China’s central bank governor has pulled out of the International Monetary Fund’s meeting in Japan in an apparent snub to the hosts over disputed islands in the East China Sea.
Report by The Guardian
The IMF confirmed that Zhou Xiaochuan would not be attending the meeting, where he had been due to deliver a keynote closing lecture.
Relations between China and Japan have deteriorated over their competing claims to sovereignty of the archipelago known as the Senkaku islands in Japan and the Diaoyu islands in China.
“We were informed two days ago that Governor Zhou’s schedule might require him to cancel his lecture in Tokyo,” an IMF spokeswoman said.
“It has now been confirmed that his deputy Yi Gang will represent him.”

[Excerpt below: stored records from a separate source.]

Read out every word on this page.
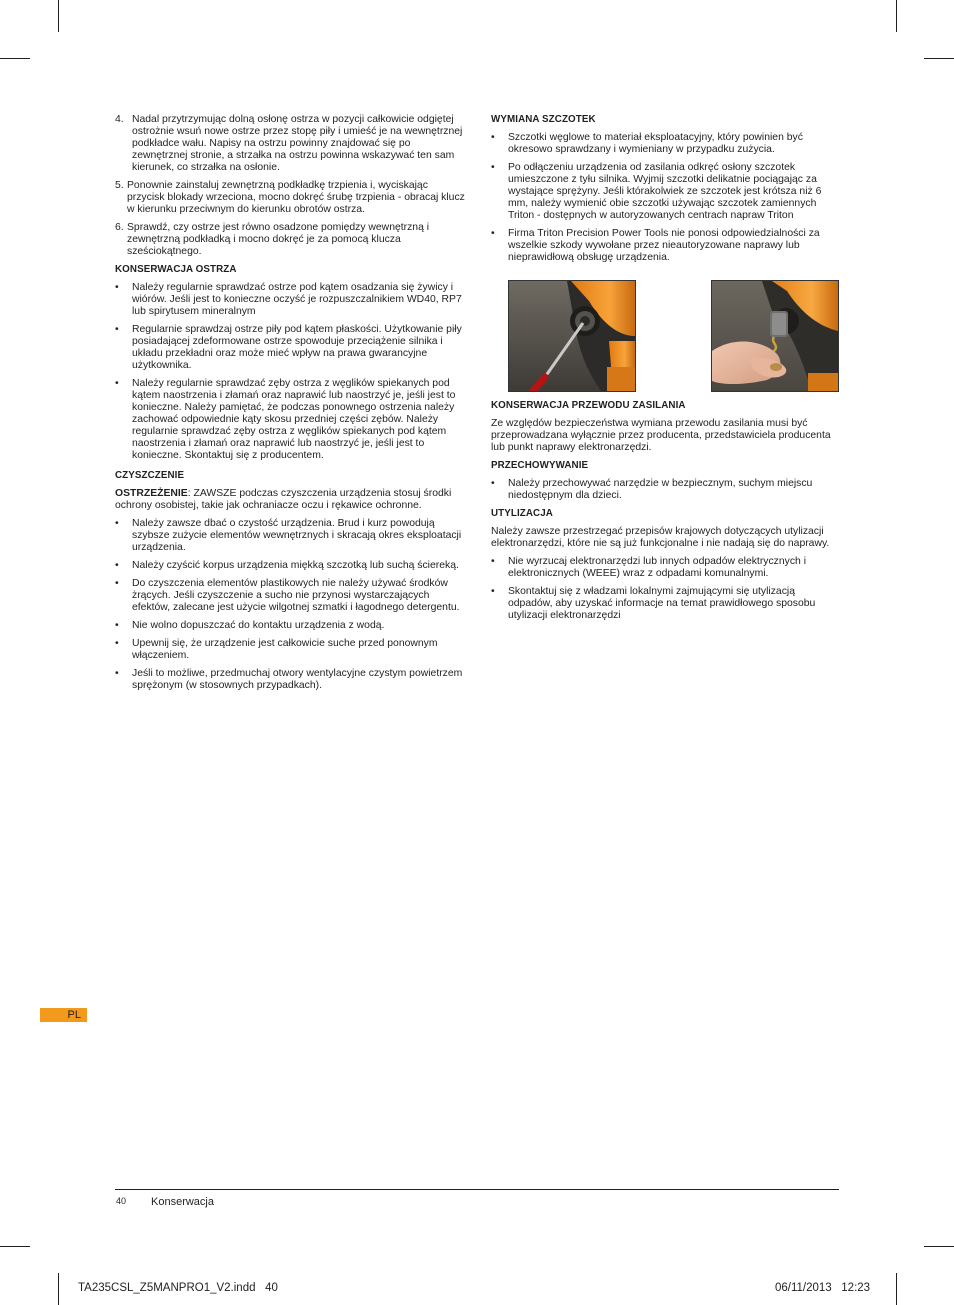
4. Nadal przytrzymując dolną osłonę ostrza w pozycji całkowicie odgiętej ostrożnie wsuń nowe ostrze przez stopę piły i umieść je na wewnętrznej podkładce wału. Napisy na ostrzu powinny znajdować się po zewnętrznej stronie, a strzałka na ostrzu powinna wskazywać ten sam kierunek, co strzałka na osłonie.
5. Ponownie zainstaluj zewnętrzną podkładkę trzpienia i, wyciskając przycisk blokady wrzeciona, mocno dokręć śrubę trzpienia - obracaj klucz w kierunku przeciwnym do kierunku obrotów ostrza.
6. Sprawdź, czy ostrze jest równo osadzone pomiędzy wewnętrzną i zewnętrzną podkładką i mocno dokręć je za pomocą klucza sześciokątnego.
KONSERWACJA OSTRZA
• Należy regularnie sprawdzać ostrze pod kątem osadzania się żywicy i wiórów. Jeśli jest to konieczne oczyść je rozpuszczalnikiem WD40, RP7 lub spirytusem mineralnym
• Regularnie sprawdzaj ostrze piły pod kątem płaskości. Użytkowanie piły posiadającej zdeformowane ostrze spowoduje przeciążenie silnika i układu przekładni oraz może mieć wpływ na prawa gwarancyjne użytkownika.
• Należy regularnie sprawdzać zęby ostrza z węglików spiekanych pod kątem naostrzenia i złamań oraz naprawić lub naostrzyć je, jeśli jest to konieczne. Należy pamiętać, że podczas ponownego ostrzenia należy zachować odpowiednie kąty skosu przedniej części zębów. Należy regularnie sprawdzać zęby ostrza z węglików spiekanych pod kątem naostrzenia i złamań oraz naprawić lub naostrzyć je, jeśli jest to konieczne. Skontaktuj się z producentem.
CZYSZCZENIE

OSTRZEŻENIE: ZAWSZE podczas czyszczenia urządzenia stosuj środki ochrony osobistej, takie jak ochraniacze oczu i rękawice ochronne.

• Należy zawsze dbać o czystość urządzenia. Brud i kurz powodują szybsze zużycie elementów wewnętrznych i skracają okres eksploatacji urządzenia.
• Należy czyścić korpus urządzenia miękką szczotką lub suchą ściereką.
• Do czyszczenia elementów plastikowych nie należy używać środków żrących. Jeśli czyszczenie a sucho nie przynosi wystarczających efektów, zalecane jest użycie wilgotnej szmatki i łagodnego detergentu.
• Nie wolno dopuszczać do kontaktu urządzenia z wodą.
• Upewnij się, że urządzenie jest całkowicie suche przed ponownym włączeniem.
• Jeśli to możliwe, przedmuchaj otwory wentylacyjne czystym powietrzem sprężonym (w stosownych przypadkach).
WYMIANA SZCZOTEK
• Szczotki węglowe to materiał eksploatacyjny, który powinien być okresowo sprawdzany i wymieniany w przypadku zużycia.
• Po odłączeniu urządzenia od zasilania odkręć osłony szczotek umieszczone z tyłu silnika. Wyjmij szczotki delikatnie pociągając za wystające sprężyny. Jeśli którakolwiek ze szczotek jest krótsza niż 6 mm, należy wymienić obie szczotki używając szczotek zamiennych Triton - dostępnych w autoryzowanych centrach napraw Triton
• Firma Triton Precision Power Tools nie ponosi odpowiedzialności za wszelkie szkody wywołane przez nieautoryzowane naprawy lub nieprawidłową obsługę urządzenia.
KONSERWACJA PRZEWODU ZASILANIA

Ze względów bezpieczeństwa wymiana przewodu zasilania musi być przeprowadzana wyłącznie przez producenta, przedstawiciela producenta lub punkt naprawy elektronarzędzi.

PRZECHOWYWANIE
• Należy przechowywać narzędzie w bezpiecznym, suchym miejscu niedostępnym dla dzieci.
UTYLIZACJA

Należy zawsze przestrzegać przepisów krajowych dotyczących utylizacji elektronarzędzi, które nie są już funkcjonalne i nie nadają się do naprawy.

• Nie wyrzucaj elektronarzędzi lub innych odpadów elektrycznych i elektronicznych (WEEE) wraz z odpadami komunalnymi.
• Skontaktuj się z władzami lokalnymi zajmującymi się utylizacją odpadów, aby uzyskać informacje na temat prawidłowego sposobu utylizacji elektronarzędzi
PL
40 Konserwacja
TA235CSL_Z5MANPRO1_V2.indd   40	06/11/2013   12:23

A Japanese government official said Zhou’s absence would be “regrettable”. “At all events Japan-China economic relationship is very important and Japan will continue to communicate with China from a broader standpoint,” the official said.

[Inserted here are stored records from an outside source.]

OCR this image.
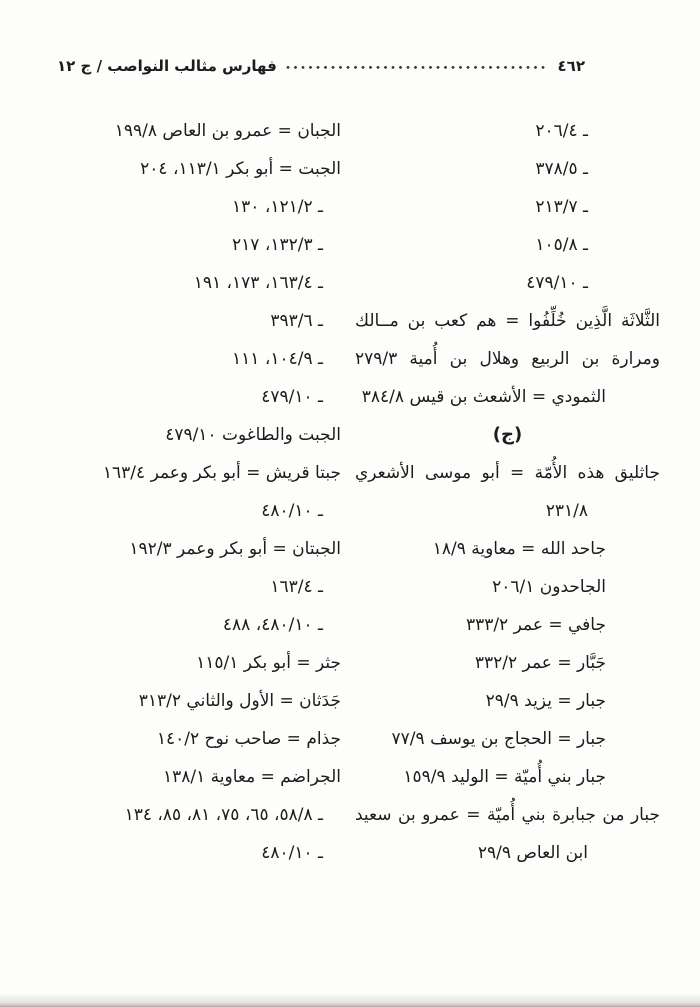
فهارس مثالب النواصب / ج ١٢	٤٦٢
ـ ٢٠٦/٤
ـ ٣٧٨/٥
ـ ٢١٣/٧
ـ ١٠٥/٨
ـ ٤٧٩/١٠
الثَّلاثَة الَّذِين خُلِّفُوا = هم كعب بن مــالك
ومرارة بن الربيع وهلال بن أُمية ٢٧٩/٣
الثمودي = الأشعث بن قيس ٣٨٤/٨
(ج)
جاثليق هذه الأُمّة = أبو موسى الأشعري
٢٣١/٨
جاحد الله = معاوية ١٨/٩
الجاحدون ٢٠٦/١
جافي = عمر ٣٣٣/٢
جَبَّار = عمر ٣٣٢/٢
جبار = يزيد ٢٩/٩
جبار = الحجاج بن يوسف ٧٧/٩
جبار بني أُميّة = الوليد ١٥٩/٩
جبار من جبابرة بني أُميّة = عمرو بن سعيد
ابن العاص ٢٩/٩
الجبان = عمرو بن العاص ١٩٩/٨
الجبت = أبو بكر ١١٣/١، ٢٠٤
ـ ١٢١/٢، ١٣٠
ـ ١٣٢/٣، ٢١٧
ـ ١٦٣/٤، ١٧٣، ١٩١
ـ ٣٩٣/٦
ـ ١٠٤/٩، ١١١
ـ ٤٧٩/١٠
الجبت والطاغوت ٤٧٩/١٠
جبتا قريش = أبو بكر وعمر ١٦٣/٤
ـ ٤٨٠/١٠
الجبتان = أبو بكر وعمر ١٩٢/٣
ـ ١٦٣/٤
ـ ٤٨٠/١٠، ٤٨٨
جثر = أبو بكر ١١٥/١
جَدَثان = الأول والثاني ٣١٣/٢
جذام = صاحب نوح ١٤٠/٢
الجراضم = معاوية ١٣٨/١
ـ ٥٨/٨، ٦٥، ٧٥، ٨١، ٨٥، ١٣٤
ـ ٤٨٠/١٠
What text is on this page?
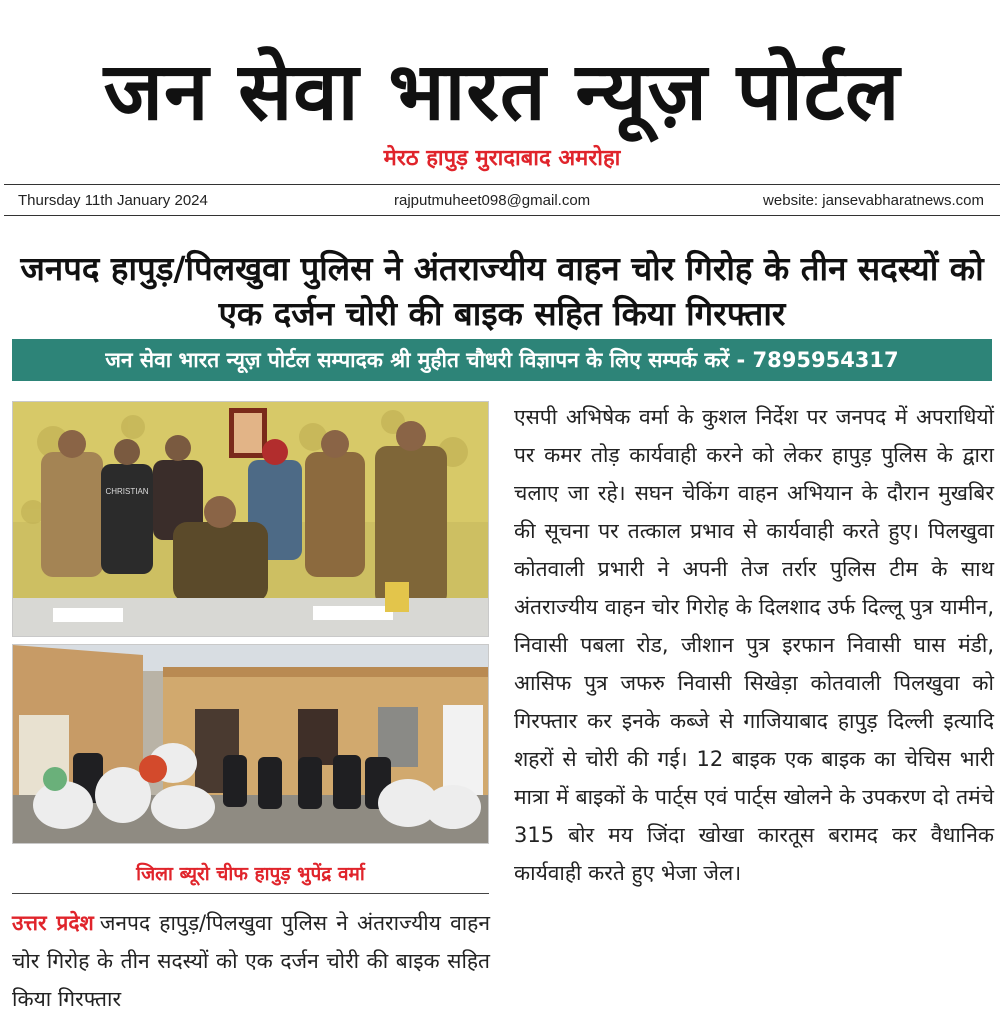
जन सेवा भारत न्यूज़ पोर्टल
मेरठ हापुड़ मुरादाबाद अमरोहा
Thursday 11th January 2024	rajputmuheet098@gmail.com	website: jansevabharatnews.com
जनपद हापुड़/पिलखुवा पुलिस ने अंतराज्यीय वाहन चोर गिरोह के तीन सदस्यों को एक दर्जन चोरी की बाइक सहित किया गिरफ्तार
जन सेवा भारत न्यूज़ पोर्टल सम्पादक श्री मुहीत चौधरी विज्ञापन के लिए सम्पर्क करें - 7895954317
CHRISTIAN
जिला ब्यूरो चीफ हापुड़ भुपेंद्र वर्मा
उत्तर प्रदेश जनपद हापुड़/पिलखुवा पुलिस ने अंतराज्यीय वाहन चोर गिरोह के तीन सदस्यों को एक दर्जन चोरी की बाइक सहित किया गिरफ्तार
एसपी अभिषेक वर्मा के कुशल निर्देश पर जनपद में अपराधियों पर कमर तोड़ कार्यवाही करने को लेकर हापुड़ पुलिस के द्वारा चलाए जा रहे। सघन चेकिंग वाहन अभियान के दौरान मुखबिर की सूचना पर तत्काल प्रभाव से कार्यवाही करते हुए। पिलखुवा कोतवाली प्रभारी ने अपनी तेज तर्रार पुलिस टीम के साथ अंतराज्यीय वाहन चोर गिरोह के दिलशाद उर्फ दिल्लू पुत्र यामीन, निवासी पबला रोड, जीशान पुत्र इरफान निवासी घास मंडी, आसिफ पुत्र जफरु निवासी सिखेड़ा कोतवाली पिलखुवा को गिरफ्तार कर इनके कब्जे से गाजियाबाद हापुड़ दिल्ली इत्यादि शहरों से चोरी की गई। 12 बाइक एक बाइक का चेचिस भारी मात्रा में बाइकों के पार्ट्स एवं पार्ट्स खोलने के उपकरण दो तमंचे 315 बोर मय जिंदा खोखा कारतूस बरामद कर वैधानिक कार्यवाही करते हुए भेजा जेल।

There have been violent protests and calls for boycotts of Japanese products in China over the islands row. Japanese carmakers including Toyota have reported a fall in sales in the world’s biggest car market.
According to Chinese protocol, only the most senior official would usually lead the delegation to an IMF meeting. Instead, the governor’s place will be taken by Yi Gang, deputy head of the People’s Bank of China, and Zhu Guangyao, deputy minister for finance.
The disputed islands are located near rich fishing grounds and potentially huge oil and gas reserves. Taiwan also asserts its sovereignty over the chain.
Japan is scheduled to host the IMF and World Bank annual meetings for the first time in nearly half a century. About 20 000 people are expected to attend the event, making it one of the world’s largest international conferences.
China’s state-owned banks Industrial and Commercial Bank of China (ICBC), Bank of China, China Construction Bank and Agricultural Bank of China are also staying away from the IMF and World Bank meetings.
Tokyo and Beijing have traded increasingly sharp words in the dispute, which has seen both countries send patrol boats to waters near the disputed islands, raising concerns that an unintended collision or other incident could escalate into a broader clash.
The Japanese prime minister, Yoshihiko Noda, declared in late September that his country would not compromise on the islands, saying they were “an inherent part of our territory in light of history and also under international law”. Chinese state media has said the islands have been China’s “sacred territory since ancient times”.
In September, Japan bought the islands from their private owner to stop a nationalist politician getting in first.
IMF officials warned on Wednesday that Britain’s status as a safe haven for global investors was temporary and funds would return to their home markets when the eurozone recovered. Capital flight from Spanish and Italian banks has increased demand for UK government bonds but demand is forecast to fall when they recover, increasing the Treasury’s borrowing costs.
The warning was delivered as the IMF said in its six-monthly report on global financial stability that volatile stock markets and the dramatic flight of capital out of Spain and Italy were signals that the world economy was less stable than it was six months ago.
The US and Japan could also see government borrowing costs rise should investors switch funds back to the eurozone or panic about their lack of action in bringing down annual government spending deficits.
Officials expressed concern governments that have enjoyed safe haven status have become complacent in recent months, with low borrowing costs taking away the urgency for policymakers to make significant reforms.